ABOVE: Transmission electron microscopy shows that T cells from mice eating high fat diets (right) have impaired mitochondrial function compared to T cells from mice on fiber-rich diets (left). Michaela Schweizer

Many people indulge in energy-rich foods that are high in fats and carbohydrates for snacks or during social activities, like eating at a restaurant. While the consequences of a long-term high-calorie, low-nutrient diet on the immune system are well studied, the effects of short-term alterations are not well known.1,2 Recently, a team of researchers reported how brief dietary changes influence the immune system and showed that at least one type of T cell rapidly responds to this perturbation.3 Their findings, published in Nature Immunology, can help researchers track the early changes that take place in the development of metabolic diseases. 

“I've been dealing with how the diet influences our immune system,” said Francesco Siracusa, an immunologist at the University Medical Center Hamburg-Eppendorf and coauthor of the study. However, unlike many studies that look at the effects of high fat diets long-term, after health conditions develop, Siracusa and his team look at much earlier times, such as the influence of only a few days eating a high-calorie diet. “Obesity and chronic metabolic syndrome—all of that is out of the equation. We really focus on short-term dietary intervention,” he said.
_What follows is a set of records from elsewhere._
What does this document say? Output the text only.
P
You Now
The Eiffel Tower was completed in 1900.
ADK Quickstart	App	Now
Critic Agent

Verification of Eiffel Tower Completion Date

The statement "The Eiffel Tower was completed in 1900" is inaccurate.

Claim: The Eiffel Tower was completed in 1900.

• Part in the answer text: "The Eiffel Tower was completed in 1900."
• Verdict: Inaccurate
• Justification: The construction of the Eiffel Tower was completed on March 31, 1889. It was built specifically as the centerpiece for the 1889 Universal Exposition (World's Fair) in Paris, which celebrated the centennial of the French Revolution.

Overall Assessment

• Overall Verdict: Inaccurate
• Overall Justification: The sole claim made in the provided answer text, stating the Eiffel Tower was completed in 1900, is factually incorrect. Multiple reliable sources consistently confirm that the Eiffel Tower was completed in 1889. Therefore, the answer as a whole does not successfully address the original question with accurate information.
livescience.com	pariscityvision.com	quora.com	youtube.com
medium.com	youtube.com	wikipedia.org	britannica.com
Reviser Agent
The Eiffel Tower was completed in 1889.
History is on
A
To investigate the effects of these acute changes in diet, the team fed animals a feast diet with 60 percent fat and added cholesterol but low fiber content for three days, then switched them to a regular rodent diet for another three days. They alternated between these two diets every three days for a total of 12 days. Using a gene set enrichment analysis, the researchers observed alternating patterns of gene expression with dietary switches; notably, they saw reduced expression of T cell receptor genes when animals ate the feast diet. Consistent with these findings, they observed reduced expression of interleukin (IL)-17 related cytokine genes IL17a, Il17f, and Il22 in mice that were fed a feast diet compared to mice that ate a regular diet for three days. They also found reduced numbers of T helper 17 (TH17) cells, which produce IL-17 cytokines, in the small intestine and in the intestinal lymphoid compartments in feast diet-fed mice.  “We were, to be honest, a bit surprised at first to see that within this very short period of time, adaptive immune cells reacted,” Siracusa said.  
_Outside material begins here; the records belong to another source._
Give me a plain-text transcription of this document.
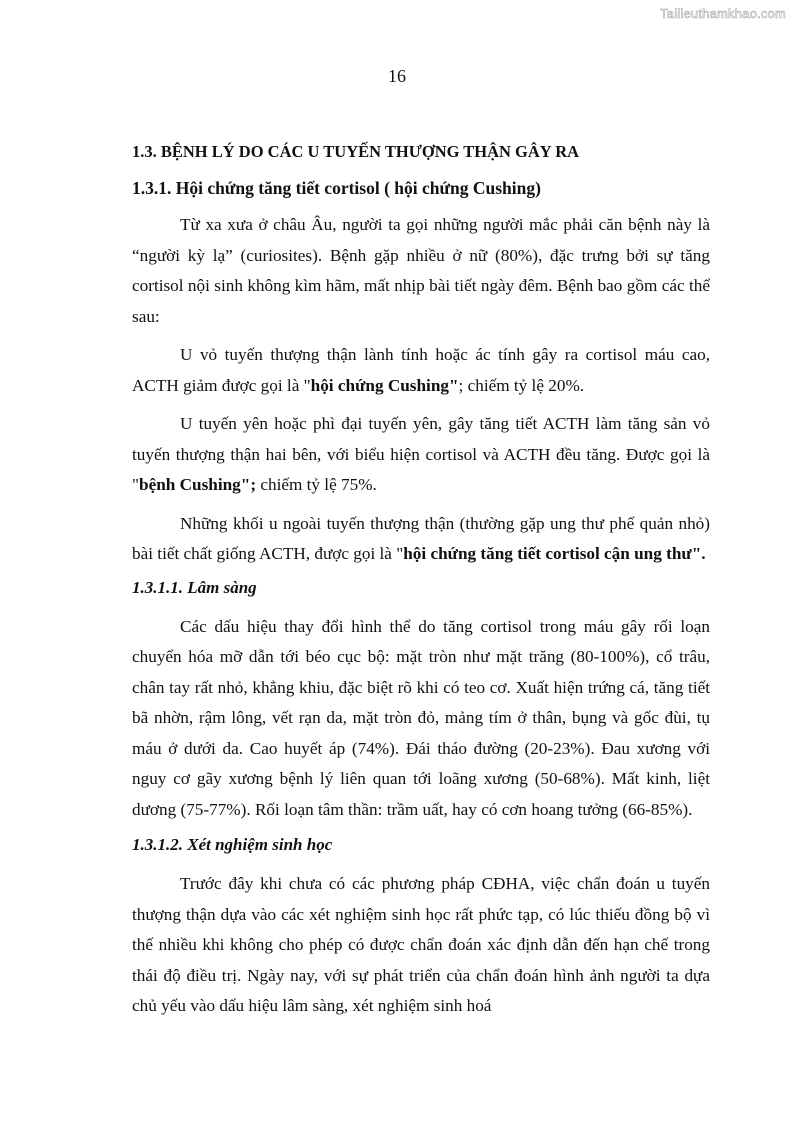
Tailieuthamkhao.com
16
1.3. BỆNH LÝ DO CÁC U TUYẾN THƯỢNG THẬN GÂY RA
1.3.1. Hội chứng tăng tiết cortisol ( hội chứng Cushing)

Từ xa xưa ở châu Âu, người ta gọi những người mắc phải căn bệnh này là “người kỳ lạ” (curiosites). Bệnh gặp nhiều ở nữ (80%), đặc trưng bởi sự tăng cortisol nội sinh không kìm hãm, mất nhịp bài tiết ngày đêm. Bệnh bao gồm các thể sau:

U vỏ tuyến thượng thận lành tính hoặc ác tính gây ra cortisol máu cao, ACTH giảm được gọi là "hội chứng Cushing"; chiếm tỷ lệ 20%.

U tuyến yên hoặc phì đại tuyến yên, gây tăng tiết ACTH làm tăng sản vỏ tuyến thượng thận hai bên, với biểu hiện cortisol và ACTH đều tăng. Được gọi là "bệnh Cushing"; chiếm tỷ lệ 75%.

Những khối u ngoài tuyến thượng thận (thường gặp ung thư phế quản nhỏ) bài tiết chất giống ACTH, được gọi là "hội chứng tăng tiết cortisol cận ung thư".

1.3.1.1. Lâm sàng

Các dấu hiệu thay đổi hình thể do tăng cortisol trong máu gây rối loạn chuyển hóa mỡ dẫn tới béo cục bộ: mặt tròn như mặt trăng (80-100%), cổ trâu, chân tay rất nhỏ, khẳng khiu, đặc biệt rõ khi có teo cơ. Xuất hiện trứng cá, tăng tiết bã nhờn, rậm lông, vết rạn da, mặt tròn đỏ, mảng tím ở thân, bụng và gốc đùi, tụ máu ở dưới da. Cao huyết áp (74%). Đái tháo đường (20-23%). Đau xương với nguy cơ gãy xương bệnh lý liên quan tới loãng xương (50-68%). Mất kinh, liệt dương (75-77%). Rối loạn tâm thần: trầm uất, hay có cơn hoang tưởng (66-85%).

1.3.1.2. Xét nghiệm sinh học

Trước đây khi chưa có các phương pháp CĐHA, việc chẩn đoán u tuyến thượng thận dựa vào các xét nghiệm sinh học rất phức tạp, có lúc thiếu đồng bộ vì thế nhiều khi không cho phép có được chẩn đoán xác định dẫn đến hạn chế trong thái độ điều trị. Ngày nay, với sự phát triển của chẩn đoán hình ảnh người ta dựa chủ yếu vào dấu hiệu lâm sàng, xét nghiệm sinh hoá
These initial results suggested that even a short-term change in diet could alter mucosal T cell responses. To explore this further, the team infected mice with a pathogenic strain of Salmonella and compared the immune responses of mice that ate a normal diet but lacked cytokines IL-17A and IL-17F to those of wild type animals that ate a regular diet or a feast diet. Both feast diet eating mice and IL17A/IL17F-deficient mice exhibited reduced weight and more bacteria in their intestines compared to the normal mice that ate a regular diet. According to Siracusa, these data suggested that the feast diet reduced TH17 immune responses.

“I am not quite sure I would see it as an impairment of the immune response,” said Sammy Bedoui, an immunologist at the University of Melbourne who was not involved in the study. According to Bedoui, there could be evolutionarily beneficial reasons for these adaptations, such as limiting allergic or autoimmune reactions in response to large amounts of food. However, he thought that the feasting model captured an important and relevant aspect to omnivorous diets, and that the study offered important insights into the relationship between food consumption and immune responses.

Since the feast diet contained limited fiber, which contributes to the production of short chain fatty acids that T cells use in their metabolism, Siracusa’s team explored the effects of this diet on T cell metabolism. They found that the feast diet reduced the presence of acetate and butyrate, two short chain fatty acids, in mouse intestines. This decreased oxidative phosphorylation in T cells, which led to reduced production of cytokines. These altered T cell responses seemed reversible to some extent. When the researchers supplemented mice with acetate and butyrate, they observed restored mitochondrial health, increased production of IL-17A and IL-17F, and increased number of TH17 cells in the intestines. They also noted improved clearance of Salmonella with either acetate and butyrate supplementation or after returning to a regular diet for three weeks, suggesting that the effects on T cell activity are transient. 

“I would like to see more interrogation of that,” said Bedoui. In particular, he is interested in understanding if T cells return completely to their original states, as well as if repeated cycles of this type of feasting diet alter the system’s flexibility. That is something that interests Siracusa as well. “How long can you play this game?” he wondered.